1. A preparation method of a Su Wo Leisheng intermediate is characterized by comprising the following steps:

(1) Mixing a compound of a formula II, an organic solvent and an acid, and then carrying out a tert-butyloxycarbonyl removal reaction to obtain a mixed liquid containing a compound of a formula III; the reaction route is as follows:

(2) Mixing the mixed solution containing the compound of the formula III with alkali, performing ring closing reaction, performing primary purification to remove the alkali, adding acetonitrile, performing hot pulping, filtering while the mixture is hot, concentrating, adding ethyl acetate, performing hot pulping, and filtering to obtain a compound of the formula I, namely a Suvorexant intermediate; the reaction route is as follows:

2. the method according to claim 1, wherein in the step (2), the base is potassium carbonate powder.

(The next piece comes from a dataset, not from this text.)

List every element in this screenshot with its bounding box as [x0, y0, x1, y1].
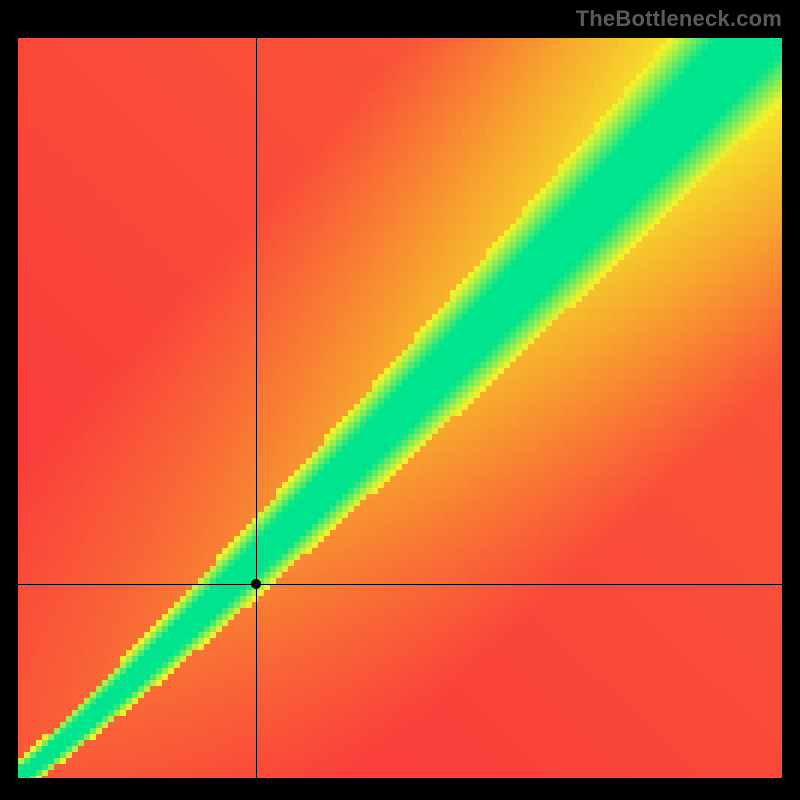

3. The method according to claim 2, wherein in the step (2), the preliminary purification process comprises the steps of: filtering, neutralizing the filtrate, filtering again, and concentrating.

4. The method according to claim 2, wherein in the step (2), the potassium carbonate powder has a particle size of less than 100 μm; the molar ratio of the compound of formula II in step (1) to the potassium carbonate powder in step (2) is 1:1.5 to 4.

5. The process according to claim 1, wherein the mass to volume ratio of the compound of formula II in step (1) to the acetonitrile in step (2) is 1kg:6 to 10L.

6. The method according to claim 1, wherein in the step (2), the temperature of the hot beating is 70-75 ℃ during the hot beating by adding acetonitrile.

7. The method according to claim 1, wherein in the step (1), the organic solvent is methanol, and the acid is a methanolic solution of hydrogen chloride.

8. The method according to claim 7, wherein the hydrogen chloride-methanol solution contains 3 to 5mol/L of hydrogen chloride; the mass volume ratio of the compound shown in the formula II to the hydrogen chloride methanol solution is 1kg:1 to 2L.

9. The method according to claim 1, wherein the temperature of the ring-closing reaction in the step (2) is 0 to 35 ℃.

10. The method according to claim 1, wherein the t-butoxycarbonyl removing reaction in step (1) is carried out at a temperature of 20 to 30 ℃ for 10 to 18 hours.